Arthritis Drug Overview
Disease-Modifying Antirheumatic Drugs (DMARDs)
These drugs are often able to alter the course of some forms of inflammatory arthritis -- diseases such as rheumatoid arthritis, psoriatic arthritis, or ankylosing spondylitis -- that can destroy the joints. Often these drugs are the first ones used for these diseases.
DMARDs work by interfering with or suppressing the immune system that attacks the joints in people with certain forms of inflammatory arthritis. Aggressive treatment of arthritis often involves using one or more DMARDs.
Although effective, DMARDs have a higher risk of serious side effects. It also often takes weeks for you to notice the benefits of taking a DMARD. Therefore, they are often combined with a faster-working drug such as an NSAID, another painkiller, or steroids to help relieve some arthritis symptoms.
Biologic Therapy for Arthritis
Approved to treat certain forms of inflammatory arthritis such as psoriatic arthritis, rheumatoid arthritis, and ankylosing spondylitis, biologic response modifiers (biologics) work by altering the function of the immune system that attacks the joints.
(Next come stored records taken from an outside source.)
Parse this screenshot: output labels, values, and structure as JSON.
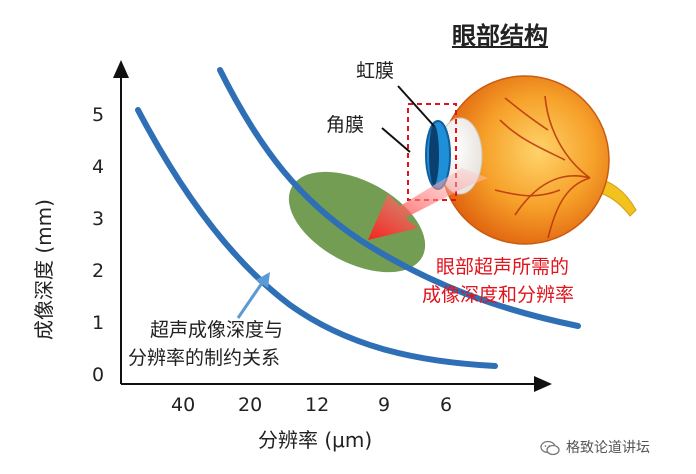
{
  "title": "眼部结构",
  "axes": {
    "y_label": "成像深度 (mm)",
    "x_label": "分辨率 (μm)",
    "y_ticks": [
      "5",
      "4",
      "3",
      "2",
      "1",
      "0"
    ],
    "x_ticks": [
      "40",
      "20",
      "12",
      "9",
      "6"
    ]
  },
  "eye_labels": {
    "iris": "虹膜",
    "cornea": "角膜"
  },
  "callout_red": {
    "line1": "眼部超声所需的",
    "line2": "成像深度和分辨率"
  },
  "curve_note": {
    "line1": "超声成像深度与",
    "line2": "分辨率的制约关系"
  },
  "watermark": {
    "text": "格致论道讲坛",
    "icon": "wechat-icon"
  },
  "colors": {
    "curve": "#2e6fb5",
    "target_region": "#5e8f3a",
    "red_text": "#e0141c",
    "eye_sclera": "#f08c1a",
    "iris": "#1f8fd8",
    "arrow_blue": "#5b9bd5"
  }
}
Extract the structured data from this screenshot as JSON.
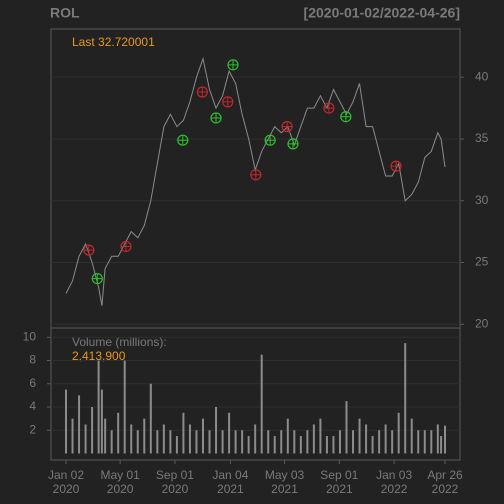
{
  "chart_data": [
    {
      "type": "line",
      "title": "ROL",
      "subtitle": "[2020-01-02/2022-04-26]",
      "annotation": "Last 32.720001",
      "color": "#8c8c8c",
      "grid": true,
      "x": [
        0,
        10,
        20,
        30,
        40,
        50,
        55,
        60,
        70,
        80,
        90,
        100,
        110,
        120,
        130,
        140,
        150,
        160,
        170,
        180,
        190,
        200,
        210,
        220,
        230,
        240,
        250,
        260,
        270,
        280,
        290,
        300,
        310,
        320,
        330,
        340,
        350,
        360,
        370,
        380,
        390,
        400,
        410,
        420,
        430,
        440,
        450,
        460,
        470,
        480,
        490,
        500,
        510,
        520,
        530,
        540,
        550,
        560,
        570,
        575,
        581
      ],
      "values": [
        22.5,
        23.5,
        25.5,
        26.5,
        25,
        23,
        21.5,
        24.5,
        25.5,
        25.5,
        26.5,
        27.5,
        27,
        28,
        30,
        33,
        36,
        37,
        36,
        36.5,
        38,
        40,
        41.5,
        39,
        37.5,
        38.5,
        40.5,
        39.5,
        37,
        35,
        32.5,
        34,
        35,
        36,
        35.5,
        36,
        34.5,
        36,
        37.5,
        37.5,
        38.5,
        37.5,
        39,
        38,
        37,
        38,
        39.5,
        36,
        36,
        34,
        32,
        32,
        33,
        30,
        30.5,
        31.5,
        33.5,
        34,
        35.5,
        35,
        32.72
      ],
      "markers": [
        {
          "x": 35,
          "y": 26.0,
          "color": "#c0282d"
        },
        {
          "x": 92,
          "y": 26.3,
          "color": "#c0282d"
        },
        {
          "x": 209,
          "y": 38.8,
          "color": "#c0282d"
        },
        {
          "x": 248,
          "y": 38.0,
          "color": "#c0282d"
        },
        {
          "x": 291,
          "y": 32.1,
          "color": "#c0282d"
        },
        {
          "x": 339,
          "y": 36.0,
          "color": "#c0282d"
        },
        {
          "x": 403,
          "y": 37.5,
          "color": "#c0282d"
        },
        {
          "x": 506,
          "y": 32.8,
          "color": "#c0282d"
        },
        {
          "x": 48,
          "y": 23.7,
          "color": "#2fc02f"
        },
        {
          "x": 179,
          "y": 34.9,
          "color": "#2fc02f"
        },
        {
          "x": 230,
          "y": 36.7,
          "color": "#2fc02f"
        },
        {
          "x": 256,
          "y": 41.0,
          "color": "#2fc02f"
        },
        {
          "x": 313,
          "y": 34.9,
          "color": "#2fc02f"
        },
        {
          "x": 348,
          "y": 34.6,
          "color": "#2fc02f"
        },
        {
          "x": 429,
          "y": 36.8,
          "color": "#2fc02f"
        }
      ],
      "xlim": [
        -23,
        604
      ],
      "ylim": [
        19.7,
        43.9
      ],
      "yticks": [
        20,
        25,
        30,
        35,
        40
      ]
    },
    {
      "type": "bar",
      "title": "Volume (millions):",
      "annotation": "2,413,900",
      "color": "#8c8c8c",
      "grid": true,
      "x": [
        0,
        10,
        20,
        30,
        40,
        50,
        55,
        60,
        70,
        80,
        90,
        100,
        110,
        120,
        130,
        140,
        150,
        160,
        170,
        180,
        190,
        200,
        210,
        220,
        230,
        240,
        250,
        260,
        270,
        280,
        290,
        300,
        310,
        320,
        330,
        340,
        350,
        360,
        370,
        380,
        390,
        400,
        410,
        420,
        430,
        440,
        450,
        460,
        470,
        480,
        490,
        500,
        510,
        520,
        530,
        540,
        550,
        560,
        570,
        575,
        581
      ],
      "values": [
        5.5,
        3,
        5,
        2.5,
        4,
        8,
        5.5,
        3,
        2,
        3.5,
        8,
        2.5,
        2,
        3,
        6,
        2,
        2.5,
        2,
        1.5,
        3.5,
        2.5,
        2,
        3,
        2,
        4,
        2,
        3.5,
        2,
        2,
        1.5,
        2.5,
        8.5,
        2,
        1.5,
        2,
        3,
        2,
        1.5,
        2,
        2.5,
        3,
        1.5,
        1.5,
        2,
        4.5,
        2,
        3,
        2.5,
        1.5,
        2,
        2.5,
        2,
        3.5,
        9.5,
        3,
        2,
        2,
        2,
        2.5,
        1.5,
        2.4
      ],
      "xlim": [
        -23,
        604
      ],
      "ylim": [
        -0.56,
        10.8
      ],
      "yticks": [
        2,
        4,
        6,
        8,
        10
      ],
      "xticks": [
        {
          "value": 0,
          "label": [
            "Jan 02",
            "2020"
          ]
        },
        {
          "value": 83,
          "label": [
            "May 01",
            "2020"
          ]
        },
        {
          "value": 167,
          "label": [
            "Sep 01",
            "2020"
          ]
        },
        {
          "value": 252,
          "label": [
            "Jan 04",
            "2021"
          ]
        },
        {
          "value": 335,
          "label": [
            "May 03",
            "2021"
          ]
        },
        {
          "value": 419,
          "label": [
            "Sep 01",
            "2021"
          ]
        },
        {
          "value": 503,
          "label": [
            "Jan 03",
            "2022"
          ]
        },
        {
          "value": 581,
          "label": [
            "Apr 26",
            "2022"
          ]
        }
      ]
    }
  ]
}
These drugs must be administered by intravenous (by vein) infusion or by an injection, and they are more expensive than other arthritis drugs.
Chemotherapy, traditionally used as cancer treatment, helps people with certain inflammatory and autoimmune diseases because it slows cell reproduction and decreases certain products made by these cells that cause an inflammatory response to occur. The doses of medication used for rheumatic or autoimmune conditions are lower than the doses used for cancer treatment.
Some medicines are used to reduce the inflammation associated with acute gout attacks while others reduce the high levels of uric acid that cause the disease.